Race, Ethnicity and Youth Politics of Belonging in Britain

I am Principal Investigator of the British Academy/Leverhulme funded project, ‘Becoming East Asian: Race, Ethnicity and Youth Politics of Belonging in Britain’ with Tamsin Barber at Oxford Brookes University. This research grew out of a project which examined the experiences of young people racialized as East Asian as consumers and producers in the night-time economy, the challenges they face and how they draw on transnational and global youth cultures to create a sense of belonging.

The project examines emerging East Asian youth identities and social spaces in urban Britain to investigate the changing significance of race and ethnicity in so-called ‘superdiverse’ contexts. Due to migration, East Asians in Britain are now one of the fastest growing ‘ethnic’ groupings (ONS 2011), with the highest percentage of international students (HESA 2014), yet they remain invisible in both academic and policy debates on citizenship, ‘integration’ and multiculturalism.
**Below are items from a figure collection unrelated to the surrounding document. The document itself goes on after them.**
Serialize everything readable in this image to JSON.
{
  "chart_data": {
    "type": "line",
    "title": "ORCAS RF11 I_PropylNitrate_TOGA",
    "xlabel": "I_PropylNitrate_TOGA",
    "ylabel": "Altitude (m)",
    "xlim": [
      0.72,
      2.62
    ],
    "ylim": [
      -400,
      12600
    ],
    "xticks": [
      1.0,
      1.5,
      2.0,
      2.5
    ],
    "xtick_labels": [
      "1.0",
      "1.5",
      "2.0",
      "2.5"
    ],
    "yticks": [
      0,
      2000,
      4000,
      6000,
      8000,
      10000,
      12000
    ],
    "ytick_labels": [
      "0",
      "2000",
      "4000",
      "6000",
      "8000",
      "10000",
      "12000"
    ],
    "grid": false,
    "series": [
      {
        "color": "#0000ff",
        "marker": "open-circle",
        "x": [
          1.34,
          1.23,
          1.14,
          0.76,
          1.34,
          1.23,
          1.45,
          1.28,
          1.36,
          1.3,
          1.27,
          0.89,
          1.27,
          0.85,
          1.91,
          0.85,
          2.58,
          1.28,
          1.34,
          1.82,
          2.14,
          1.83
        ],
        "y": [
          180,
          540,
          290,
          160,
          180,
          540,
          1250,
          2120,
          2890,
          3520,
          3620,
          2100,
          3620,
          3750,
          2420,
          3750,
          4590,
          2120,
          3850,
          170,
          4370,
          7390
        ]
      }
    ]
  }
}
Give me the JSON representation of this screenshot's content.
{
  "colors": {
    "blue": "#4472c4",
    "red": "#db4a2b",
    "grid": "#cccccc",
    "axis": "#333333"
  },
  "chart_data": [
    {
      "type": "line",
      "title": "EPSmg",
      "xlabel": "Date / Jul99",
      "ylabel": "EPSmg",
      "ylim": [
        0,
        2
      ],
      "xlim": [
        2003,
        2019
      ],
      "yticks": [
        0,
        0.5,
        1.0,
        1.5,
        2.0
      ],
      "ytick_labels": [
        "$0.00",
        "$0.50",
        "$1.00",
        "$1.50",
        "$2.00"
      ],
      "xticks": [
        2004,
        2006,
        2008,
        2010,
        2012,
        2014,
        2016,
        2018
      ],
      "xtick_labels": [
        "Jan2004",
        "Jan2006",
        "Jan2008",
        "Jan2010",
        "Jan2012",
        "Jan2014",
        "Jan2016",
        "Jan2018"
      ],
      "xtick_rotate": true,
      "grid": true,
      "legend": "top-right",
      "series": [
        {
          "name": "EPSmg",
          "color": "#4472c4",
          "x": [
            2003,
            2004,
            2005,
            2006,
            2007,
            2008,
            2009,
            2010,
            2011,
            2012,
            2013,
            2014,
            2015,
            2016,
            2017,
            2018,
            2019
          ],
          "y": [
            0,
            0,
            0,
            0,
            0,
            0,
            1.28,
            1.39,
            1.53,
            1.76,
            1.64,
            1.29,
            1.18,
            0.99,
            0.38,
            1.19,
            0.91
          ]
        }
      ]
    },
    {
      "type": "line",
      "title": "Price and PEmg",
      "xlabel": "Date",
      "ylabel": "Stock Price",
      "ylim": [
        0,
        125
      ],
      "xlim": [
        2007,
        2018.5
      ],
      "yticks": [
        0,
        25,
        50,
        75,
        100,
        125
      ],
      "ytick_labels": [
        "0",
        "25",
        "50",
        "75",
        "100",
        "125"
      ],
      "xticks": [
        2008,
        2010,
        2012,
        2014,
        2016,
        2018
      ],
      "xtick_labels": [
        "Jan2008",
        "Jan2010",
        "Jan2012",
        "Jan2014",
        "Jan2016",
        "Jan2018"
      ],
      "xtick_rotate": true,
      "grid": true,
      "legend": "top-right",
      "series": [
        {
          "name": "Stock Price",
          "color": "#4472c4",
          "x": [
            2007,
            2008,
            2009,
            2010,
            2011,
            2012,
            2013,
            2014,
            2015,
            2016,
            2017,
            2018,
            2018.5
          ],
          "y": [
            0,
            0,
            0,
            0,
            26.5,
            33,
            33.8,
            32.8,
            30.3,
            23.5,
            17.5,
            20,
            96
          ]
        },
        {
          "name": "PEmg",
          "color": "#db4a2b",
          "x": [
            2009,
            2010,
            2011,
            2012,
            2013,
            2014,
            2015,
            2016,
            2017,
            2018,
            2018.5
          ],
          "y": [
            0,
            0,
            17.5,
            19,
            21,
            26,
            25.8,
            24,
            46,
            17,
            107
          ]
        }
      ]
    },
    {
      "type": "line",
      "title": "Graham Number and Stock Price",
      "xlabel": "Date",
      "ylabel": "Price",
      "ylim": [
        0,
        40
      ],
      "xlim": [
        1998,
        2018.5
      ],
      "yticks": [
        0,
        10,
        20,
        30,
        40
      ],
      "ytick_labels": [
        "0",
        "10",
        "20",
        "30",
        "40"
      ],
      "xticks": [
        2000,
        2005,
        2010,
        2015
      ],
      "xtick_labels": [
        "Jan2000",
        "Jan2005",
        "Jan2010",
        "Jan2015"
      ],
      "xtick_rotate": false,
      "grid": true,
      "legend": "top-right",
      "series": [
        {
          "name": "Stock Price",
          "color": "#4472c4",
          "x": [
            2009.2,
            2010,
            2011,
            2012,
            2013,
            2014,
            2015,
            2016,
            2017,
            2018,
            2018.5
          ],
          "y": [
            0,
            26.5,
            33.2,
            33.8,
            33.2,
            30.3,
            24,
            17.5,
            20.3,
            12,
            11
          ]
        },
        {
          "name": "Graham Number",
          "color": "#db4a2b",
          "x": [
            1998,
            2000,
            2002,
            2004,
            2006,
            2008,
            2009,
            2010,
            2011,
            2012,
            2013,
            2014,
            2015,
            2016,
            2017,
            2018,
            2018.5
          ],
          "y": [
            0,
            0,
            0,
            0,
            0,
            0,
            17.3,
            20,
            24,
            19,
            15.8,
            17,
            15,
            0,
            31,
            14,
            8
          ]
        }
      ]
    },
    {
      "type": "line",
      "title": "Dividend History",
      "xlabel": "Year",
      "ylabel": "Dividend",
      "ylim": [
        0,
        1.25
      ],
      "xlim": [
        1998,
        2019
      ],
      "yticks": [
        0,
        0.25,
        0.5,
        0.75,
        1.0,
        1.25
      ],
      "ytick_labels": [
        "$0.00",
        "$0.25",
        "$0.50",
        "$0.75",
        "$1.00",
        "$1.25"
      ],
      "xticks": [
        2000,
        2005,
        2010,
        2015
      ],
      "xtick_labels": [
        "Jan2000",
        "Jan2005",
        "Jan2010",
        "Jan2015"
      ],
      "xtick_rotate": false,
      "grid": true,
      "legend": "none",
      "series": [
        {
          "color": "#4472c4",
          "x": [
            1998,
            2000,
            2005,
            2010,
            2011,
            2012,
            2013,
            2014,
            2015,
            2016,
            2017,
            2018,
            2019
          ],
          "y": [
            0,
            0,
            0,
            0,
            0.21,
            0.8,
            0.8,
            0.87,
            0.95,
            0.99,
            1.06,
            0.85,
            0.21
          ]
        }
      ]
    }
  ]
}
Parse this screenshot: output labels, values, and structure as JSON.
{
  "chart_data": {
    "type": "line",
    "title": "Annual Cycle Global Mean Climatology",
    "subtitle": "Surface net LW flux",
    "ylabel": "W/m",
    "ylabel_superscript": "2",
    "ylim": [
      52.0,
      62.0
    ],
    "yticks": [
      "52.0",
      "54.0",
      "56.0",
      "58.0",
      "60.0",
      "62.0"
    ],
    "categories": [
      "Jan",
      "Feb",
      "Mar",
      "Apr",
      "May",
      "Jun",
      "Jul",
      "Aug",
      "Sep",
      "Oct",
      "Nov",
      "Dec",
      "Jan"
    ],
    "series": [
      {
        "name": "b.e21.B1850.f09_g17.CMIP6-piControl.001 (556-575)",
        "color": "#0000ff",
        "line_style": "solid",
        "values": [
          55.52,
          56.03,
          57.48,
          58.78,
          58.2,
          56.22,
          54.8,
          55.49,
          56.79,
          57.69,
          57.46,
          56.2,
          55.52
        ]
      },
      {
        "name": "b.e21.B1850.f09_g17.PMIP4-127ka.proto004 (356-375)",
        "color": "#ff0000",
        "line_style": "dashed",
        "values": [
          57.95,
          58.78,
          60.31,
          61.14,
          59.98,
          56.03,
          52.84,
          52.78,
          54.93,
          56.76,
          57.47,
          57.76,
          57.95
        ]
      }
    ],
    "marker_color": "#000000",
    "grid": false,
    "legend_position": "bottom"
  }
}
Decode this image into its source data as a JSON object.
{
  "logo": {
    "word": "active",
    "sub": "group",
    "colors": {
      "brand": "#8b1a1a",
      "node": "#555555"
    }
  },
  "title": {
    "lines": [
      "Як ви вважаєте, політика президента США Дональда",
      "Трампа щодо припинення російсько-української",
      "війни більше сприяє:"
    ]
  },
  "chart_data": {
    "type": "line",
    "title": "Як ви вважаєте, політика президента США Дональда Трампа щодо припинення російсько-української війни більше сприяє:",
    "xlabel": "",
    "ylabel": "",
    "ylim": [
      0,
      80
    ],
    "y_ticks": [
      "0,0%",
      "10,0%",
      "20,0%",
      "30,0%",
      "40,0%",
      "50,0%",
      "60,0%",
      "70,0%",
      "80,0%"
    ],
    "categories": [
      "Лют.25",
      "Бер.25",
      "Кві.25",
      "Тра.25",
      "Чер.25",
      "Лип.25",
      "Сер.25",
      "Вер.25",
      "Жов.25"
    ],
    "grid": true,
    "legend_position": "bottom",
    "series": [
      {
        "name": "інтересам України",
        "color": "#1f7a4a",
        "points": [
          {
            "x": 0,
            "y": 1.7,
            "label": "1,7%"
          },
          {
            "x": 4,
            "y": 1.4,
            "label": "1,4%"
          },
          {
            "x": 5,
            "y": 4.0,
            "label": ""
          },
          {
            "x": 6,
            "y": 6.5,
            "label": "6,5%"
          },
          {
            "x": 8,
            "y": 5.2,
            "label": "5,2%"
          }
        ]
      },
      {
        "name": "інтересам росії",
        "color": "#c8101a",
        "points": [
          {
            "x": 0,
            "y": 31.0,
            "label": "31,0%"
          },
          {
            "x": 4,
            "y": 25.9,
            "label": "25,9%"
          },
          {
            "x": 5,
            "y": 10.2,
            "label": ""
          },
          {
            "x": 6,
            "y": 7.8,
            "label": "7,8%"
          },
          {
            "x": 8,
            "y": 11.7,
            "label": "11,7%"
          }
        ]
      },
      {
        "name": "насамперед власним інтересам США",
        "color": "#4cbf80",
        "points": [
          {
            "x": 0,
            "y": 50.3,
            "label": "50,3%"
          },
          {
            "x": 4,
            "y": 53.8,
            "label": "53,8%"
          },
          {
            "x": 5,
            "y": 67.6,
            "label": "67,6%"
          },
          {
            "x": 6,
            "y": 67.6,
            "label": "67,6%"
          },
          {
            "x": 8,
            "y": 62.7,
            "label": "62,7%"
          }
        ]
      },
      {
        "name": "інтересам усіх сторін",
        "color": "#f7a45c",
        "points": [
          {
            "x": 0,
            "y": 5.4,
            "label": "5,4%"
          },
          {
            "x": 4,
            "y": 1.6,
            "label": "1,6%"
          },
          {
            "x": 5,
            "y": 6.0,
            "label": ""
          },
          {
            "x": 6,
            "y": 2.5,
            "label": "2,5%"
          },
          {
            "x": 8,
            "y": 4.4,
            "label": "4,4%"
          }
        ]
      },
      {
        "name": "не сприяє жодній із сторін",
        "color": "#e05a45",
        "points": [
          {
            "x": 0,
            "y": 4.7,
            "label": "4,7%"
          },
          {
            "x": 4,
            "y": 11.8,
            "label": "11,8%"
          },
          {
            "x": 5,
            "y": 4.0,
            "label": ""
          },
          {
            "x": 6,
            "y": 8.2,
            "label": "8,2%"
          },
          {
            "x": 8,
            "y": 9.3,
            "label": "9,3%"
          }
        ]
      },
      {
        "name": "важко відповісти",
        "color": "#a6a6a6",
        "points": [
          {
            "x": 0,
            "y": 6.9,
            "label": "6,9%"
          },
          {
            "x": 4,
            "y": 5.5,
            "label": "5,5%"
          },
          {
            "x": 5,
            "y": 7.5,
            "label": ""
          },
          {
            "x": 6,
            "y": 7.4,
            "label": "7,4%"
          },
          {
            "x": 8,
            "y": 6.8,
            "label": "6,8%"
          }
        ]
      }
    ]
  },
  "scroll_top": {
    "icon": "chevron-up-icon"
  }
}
This project investigates how and why young people in British urban cities are engaging in ‘East and Southeast Asian’ racial and pan-ethnic group-making when recent social surveys suggest that race is losing its significance as a dominant identity (Aspinall and Song 2013).

The concept of superdiversity has become widely adopted to describe and analyse the ordinary multiculture of everyday urban life in the context of new migrations (Meissner and Vertovec 2015), but it has been criticised for neglecting issues of power, inequality, exclusion and racism (Anthias, 2012; Back 2015). This project addresses these absences by examining the significance of race and racism for invisible minorities. It will add new knowledge on these minorities, exploring affiliations and divisions among them and their place in wider society. It will contribute to debates on how political mobilization and belonging are changing and lead to a research agenda on emerging East Asian youth politics in Britain.